Notes on HTML5 Parser History

We reached a new milestone with HTML5 this week. Henri Sivonen flipped a switch and now Firefox nightly builds ship with an HTML5 parser by default. It might not seem as a milestone to everyone however. As Henri puts it: A key feature of the HTML5 parser is that you don’t notice that anything has changed. Defining HTML to this level of detail was not something we planned doing from the beginning. Initially we envisioned and worked on simple extensions to HTML, such as <input type="date">. As the work progresses you realize that without understanding the fundamentals certain extensions — changes if you will — are not possible. Now you could change the fundamentals.
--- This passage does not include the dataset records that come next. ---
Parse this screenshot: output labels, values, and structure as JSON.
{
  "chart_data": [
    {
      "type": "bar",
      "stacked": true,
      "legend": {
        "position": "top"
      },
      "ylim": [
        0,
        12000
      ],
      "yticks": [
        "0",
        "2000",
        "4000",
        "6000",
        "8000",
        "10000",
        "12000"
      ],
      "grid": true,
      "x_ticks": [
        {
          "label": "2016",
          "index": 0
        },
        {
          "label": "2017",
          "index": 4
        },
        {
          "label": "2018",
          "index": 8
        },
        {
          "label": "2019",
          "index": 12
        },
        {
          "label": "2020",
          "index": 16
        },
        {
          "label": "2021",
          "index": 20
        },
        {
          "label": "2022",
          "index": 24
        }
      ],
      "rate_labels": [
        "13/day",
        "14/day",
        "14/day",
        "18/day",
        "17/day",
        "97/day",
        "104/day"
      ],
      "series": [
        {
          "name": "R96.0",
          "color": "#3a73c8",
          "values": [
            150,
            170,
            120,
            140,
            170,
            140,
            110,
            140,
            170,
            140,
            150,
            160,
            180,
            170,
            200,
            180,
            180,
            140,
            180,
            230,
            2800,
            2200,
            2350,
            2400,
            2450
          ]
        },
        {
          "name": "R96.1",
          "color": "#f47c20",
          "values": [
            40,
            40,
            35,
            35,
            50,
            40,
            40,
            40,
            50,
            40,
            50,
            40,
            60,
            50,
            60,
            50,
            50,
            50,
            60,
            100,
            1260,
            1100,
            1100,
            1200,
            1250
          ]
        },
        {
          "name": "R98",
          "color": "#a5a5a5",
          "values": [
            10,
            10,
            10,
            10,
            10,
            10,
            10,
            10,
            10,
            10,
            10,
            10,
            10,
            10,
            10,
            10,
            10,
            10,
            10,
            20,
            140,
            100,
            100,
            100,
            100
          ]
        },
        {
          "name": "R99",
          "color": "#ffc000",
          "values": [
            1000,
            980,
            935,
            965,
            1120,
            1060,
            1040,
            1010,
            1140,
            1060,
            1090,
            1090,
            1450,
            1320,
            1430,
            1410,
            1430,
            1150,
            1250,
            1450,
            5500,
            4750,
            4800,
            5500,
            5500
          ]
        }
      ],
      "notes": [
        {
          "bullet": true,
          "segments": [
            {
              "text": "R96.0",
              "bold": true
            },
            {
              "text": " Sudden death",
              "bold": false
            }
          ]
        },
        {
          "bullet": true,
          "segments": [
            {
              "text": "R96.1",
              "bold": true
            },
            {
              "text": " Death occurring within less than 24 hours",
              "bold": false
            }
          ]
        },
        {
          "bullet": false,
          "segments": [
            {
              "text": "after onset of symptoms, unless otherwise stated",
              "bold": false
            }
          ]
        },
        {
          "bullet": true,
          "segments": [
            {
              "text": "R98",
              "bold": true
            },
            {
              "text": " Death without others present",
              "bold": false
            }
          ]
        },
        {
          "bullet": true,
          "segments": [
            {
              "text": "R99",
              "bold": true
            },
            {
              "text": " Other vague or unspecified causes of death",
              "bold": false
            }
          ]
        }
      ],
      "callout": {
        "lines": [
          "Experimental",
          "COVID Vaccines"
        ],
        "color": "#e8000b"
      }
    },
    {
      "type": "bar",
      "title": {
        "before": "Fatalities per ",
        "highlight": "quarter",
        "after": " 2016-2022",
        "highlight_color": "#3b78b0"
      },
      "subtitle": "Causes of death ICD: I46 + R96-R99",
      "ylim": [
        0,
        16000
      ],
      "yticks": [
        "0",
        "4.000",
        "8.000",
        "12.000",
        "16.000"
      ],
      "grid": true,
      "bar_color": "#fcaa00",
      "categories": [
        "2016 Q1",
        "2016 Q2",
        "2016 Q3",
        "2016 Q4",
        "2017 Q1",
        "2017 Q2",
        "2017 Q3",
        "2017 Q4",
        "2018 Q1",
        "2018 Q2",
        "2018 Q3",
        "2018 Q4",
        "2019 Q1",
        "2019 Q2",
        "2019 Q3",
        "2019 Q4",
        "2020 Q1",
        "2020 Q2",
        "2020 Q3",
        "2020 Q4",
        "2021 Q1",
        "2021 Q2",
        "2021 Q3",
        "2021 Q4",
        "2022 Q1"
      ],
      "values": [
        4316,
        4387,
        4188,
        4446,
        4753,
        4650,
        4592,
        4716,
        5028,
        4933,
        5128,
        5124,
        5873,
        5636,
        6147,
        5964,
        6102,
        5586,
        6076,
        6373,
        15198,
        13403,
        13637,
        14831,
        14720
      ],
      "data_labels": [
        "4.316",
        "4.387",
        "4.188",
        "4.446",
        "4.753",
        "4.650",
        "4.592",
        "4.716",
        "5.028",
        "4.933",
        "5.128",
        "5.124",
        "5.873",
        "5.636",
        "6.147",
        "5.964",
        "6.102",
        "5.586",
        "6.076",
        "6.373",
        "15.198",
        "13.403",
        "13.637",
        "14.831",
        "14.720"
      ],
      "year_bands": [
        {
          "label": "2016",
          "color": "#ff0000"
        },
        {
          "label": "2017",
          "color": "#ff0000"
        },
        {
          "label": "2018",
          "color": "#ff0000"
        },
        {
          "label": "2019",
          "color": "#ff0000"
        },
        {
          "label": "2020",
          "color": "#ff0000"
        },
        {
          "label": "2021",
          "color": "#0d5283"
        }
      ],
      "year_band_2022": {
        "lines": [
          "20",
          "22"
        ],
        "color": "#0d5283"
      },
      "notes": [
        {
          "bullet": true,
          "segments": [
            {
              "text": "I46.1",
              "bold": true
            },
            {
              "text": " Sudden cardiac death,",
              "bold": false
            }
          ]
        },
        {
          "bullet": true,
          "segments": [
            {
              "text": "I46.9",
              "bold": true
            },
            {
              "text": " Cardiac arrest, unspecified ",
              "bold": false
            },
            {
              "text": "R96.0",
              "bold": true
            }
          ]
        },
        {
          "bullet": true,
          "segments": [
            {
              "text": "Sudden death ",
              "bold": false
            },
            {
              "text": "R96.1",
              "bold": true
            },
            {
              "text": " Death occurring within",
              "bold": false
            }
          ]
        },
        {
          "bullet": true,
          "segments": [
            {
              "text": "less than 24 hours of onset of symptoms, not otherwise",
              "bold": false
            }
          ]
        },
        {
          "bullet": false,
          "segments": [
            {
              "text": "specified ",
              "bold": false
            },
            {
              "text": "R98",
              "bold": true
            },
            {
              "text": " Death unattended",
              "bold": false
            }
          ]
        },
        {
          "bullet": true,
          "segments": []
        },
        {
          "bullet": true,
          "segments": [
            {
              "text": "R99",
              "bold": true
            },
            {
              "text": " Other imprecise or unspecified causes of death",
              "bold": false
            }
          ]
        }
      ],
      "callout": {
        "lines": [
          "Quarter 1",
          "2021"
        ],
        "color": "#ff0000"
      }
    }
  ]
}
And much software has been rewritten over the years to do exactly that. But there is no starting over with the web.

Therefore in the first half of 2006 Ian Hickson wrote down an HTML parser in English prose. As a section of Web Applications 1.0, as HTML5 was known then, and as HTML5 including several other drafts is known now. It was not universally thought to be a good idea. I remember Dave Hyatt expressing doubt we could ever capture the complexity accurately. Not longer after we had a little victory dance as WebKit was able to fix a bug thanks to simply reading the HTML5 parser draft. Likewise Opera has been able to fix numerous parsing interoperability issues by following the specification. Sometimes suggesting subtle improvements to it. However, until recently nobody had shipped a fully compliant HTML5 parser in a web browser.

At the end of 2006 James Graham and I (mostly James) started html5lib, a Python library written in Python for parsing HTML. Performance-wise it is much slower than equivalent libraries written in C, but it copes a lot better with the HTML out there. Best of all, it comes with a test suite for parsing HTML according to HTML5. This has helped Henri developing the Validator.nu code which in turn is what drives the new HTML parser in Firefox. The specification, the tests, html5lib, Validator.nu, Firefox’ new HTML parser, all incrementally evolving, feeding changes and ideas in all directions. It is exemplary as to how the web platform is made.

Having defined the fundamentals we also started reaping the benefits. Inline vector graphics and mathematics. No toolchain change required. New features for the script element that allow asynchronous loading and execution of scripts. Cutting costs for browser QA and implementors — allowing them to focus on other activities. No longer is there a need to reverse engineer other browsers. Everyone will attempt to follow the specification instead. And finally, lowering the entry cost for new players. We do not want another browser monoculture.